Dans le gouvernement Barnier, c’est Patrick Hetzel — ancien député LR du Bas-Rhin — qui a été nommé à l’Enseignement supérieur et à la Recherche. Il succède à Sylvie Retailleau et doit sa notoriété à plusieurs prises de position controversées, à dominante conservatrice : opposition au Mariage pour Tous, à la procréation médicalement assistée pour les femmes seules et les couples de femmes, à l’euthanasie ou encore à la constitutionnalisation de l’IVG.
Le locataire du Pavillon Boncourt est aussi fort de plusieurs années passées dans le milieu de l’Enseignement supérieur. Il a été recteur de l’académie de Limoges de 2005 à 2007, puis conseiller éducation — enseignement supérieur et recherche de François Fillon en 2007, avant d’être directeur général pour l’enseignement supérieur et l’insertion professionnelle au ministère de l’Enseignement supérieur et de la Recherche de 2008 à 2012. Ce lundi, Patrick Hetzel a dévoilé au Figaro sa feuille de route. Diplomeo fait le point.

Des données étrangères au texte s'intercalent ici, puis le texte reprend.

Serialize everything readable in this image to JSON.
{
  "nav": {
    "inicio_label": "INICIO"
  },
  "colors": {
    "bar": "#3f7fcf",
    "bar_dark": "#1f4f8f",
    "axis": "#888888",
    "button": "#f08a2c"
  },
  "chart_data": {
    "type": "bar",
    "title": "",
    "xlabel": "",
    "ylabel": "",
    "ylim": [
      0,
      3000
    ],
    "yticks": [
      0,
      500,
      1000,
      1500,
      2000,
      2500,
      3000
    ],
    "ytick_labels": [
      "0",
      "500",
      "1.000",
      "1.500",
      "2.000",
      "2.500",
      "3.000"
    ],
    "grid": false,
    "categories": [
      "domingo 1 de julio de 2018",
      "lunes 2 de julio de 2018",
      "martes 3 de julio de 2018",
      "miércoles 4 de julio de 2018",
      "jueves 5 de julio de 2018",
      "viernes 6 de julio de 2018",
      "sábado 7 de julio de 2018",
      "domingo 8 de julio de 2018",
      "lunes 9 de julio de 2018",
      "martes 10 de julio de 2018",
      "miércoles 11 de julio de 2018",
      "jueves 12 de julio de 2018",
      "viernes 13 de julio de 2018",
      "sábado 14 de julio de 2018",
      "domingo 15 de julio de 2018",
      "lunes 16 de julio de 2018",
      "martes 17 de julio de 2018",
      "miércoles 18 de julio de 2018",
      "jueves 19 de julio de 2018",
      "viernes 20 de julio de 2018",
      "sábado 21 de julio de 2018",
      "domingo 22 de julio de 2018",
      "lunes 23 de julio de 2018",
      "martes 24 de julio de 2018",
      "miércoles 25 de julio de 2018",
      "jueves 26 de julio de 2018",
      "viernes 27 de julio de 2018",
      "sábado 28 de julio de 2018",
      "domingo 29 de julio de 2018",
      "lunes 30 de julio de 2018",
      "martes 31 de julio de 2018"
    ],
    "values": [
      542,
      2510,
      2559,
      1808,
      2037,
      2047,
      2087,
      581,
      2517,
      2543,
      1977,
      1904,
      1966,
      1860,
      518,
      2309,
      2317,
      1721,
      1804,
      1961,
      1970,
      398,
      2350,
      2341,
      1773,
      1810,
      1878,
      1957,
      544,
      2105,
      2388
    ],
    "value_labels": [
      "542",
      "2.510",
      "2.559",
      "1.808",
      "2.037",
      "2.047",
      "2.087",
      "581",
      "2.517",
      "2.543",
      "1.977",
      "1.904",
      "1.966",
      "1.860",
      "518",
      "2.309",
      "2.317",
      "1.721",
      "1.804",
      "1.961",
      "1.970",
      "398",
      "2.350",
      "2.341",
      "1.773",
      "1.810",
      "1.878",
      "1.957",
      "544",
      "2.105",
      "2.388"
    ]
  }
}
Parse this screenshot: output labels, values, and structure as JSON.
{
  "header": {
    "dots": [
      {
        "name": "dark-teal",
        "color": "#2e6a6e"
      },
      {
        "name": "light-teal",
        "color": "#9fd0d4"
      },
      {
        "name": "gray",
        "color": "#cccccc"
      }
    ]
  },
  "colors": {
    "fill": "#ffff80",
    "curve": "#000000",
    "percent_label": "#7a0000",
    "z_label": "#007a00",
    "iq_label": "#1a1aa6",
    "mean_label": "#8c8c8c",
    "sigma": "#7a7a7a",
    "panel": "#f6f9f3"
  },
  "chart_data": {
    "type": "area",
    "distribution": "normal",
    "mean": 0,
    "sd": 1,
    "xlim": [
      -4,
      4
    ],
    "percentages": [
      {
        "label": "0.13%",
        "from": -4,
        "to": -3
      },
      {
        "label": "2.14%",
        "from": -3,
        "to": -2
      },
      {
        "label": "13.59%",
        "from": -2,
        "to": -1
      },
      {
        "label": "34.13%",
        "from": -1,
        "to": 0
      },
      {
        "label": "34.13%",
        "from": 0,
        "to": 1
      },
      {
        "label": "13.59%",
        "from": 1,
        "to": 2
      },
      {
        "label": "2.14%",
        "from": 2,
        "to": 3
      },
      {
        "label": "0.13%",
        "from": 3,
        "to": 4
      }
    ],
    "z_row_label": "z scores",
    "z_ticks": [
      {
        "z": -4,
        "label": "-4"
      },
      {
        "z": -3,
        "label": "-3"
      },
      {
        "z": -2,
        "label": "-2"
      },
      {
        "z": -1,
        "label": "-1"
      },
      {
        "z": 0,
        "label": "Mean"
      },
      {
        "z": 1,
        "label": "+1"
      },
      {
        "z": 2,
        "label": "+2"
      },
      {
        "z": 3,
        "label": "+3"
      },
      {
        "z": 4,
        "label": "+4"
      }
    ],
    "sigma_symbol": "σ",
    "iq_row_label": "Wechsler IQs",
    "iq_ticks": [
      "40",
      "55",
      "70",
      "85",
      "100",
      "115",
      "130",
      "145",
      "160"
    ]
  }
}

« Je ne suis pas Sylvie Retailleau »
Le ministre de l’Enseignement supérieur compte bien se distinguer de sa prédécesseure. « Je ne suis pas Sylvie Retailleau », déclare-t-il au Figaro, avant de reconnaître que certaines mesures entamées pourraient être poursuivies comme la réforme des bourses ou la phase 2 de l’autonomie des universités. Il faut dire que cette dernière entre en résonance avec la loi relative aux libertés et responsabilités des universités (LRU) de 2007, dont Patrick Hetzel était un artisan.
L’acte I de l’autonomie des universités a été acté en 2007 avec la loi relative aux libertés et responsabilités des universités (LRU). L’acte II a été annoncé par Emmanuel Macron, en décembre 2023, avec une expérimentation d’une année et dans neuf établissements pilotes pour tester de nouvelles mesures d’autonomie. À noter que tous les types d’établissements d’enseignement supérieur sont concernés, et non plus seulement les universités.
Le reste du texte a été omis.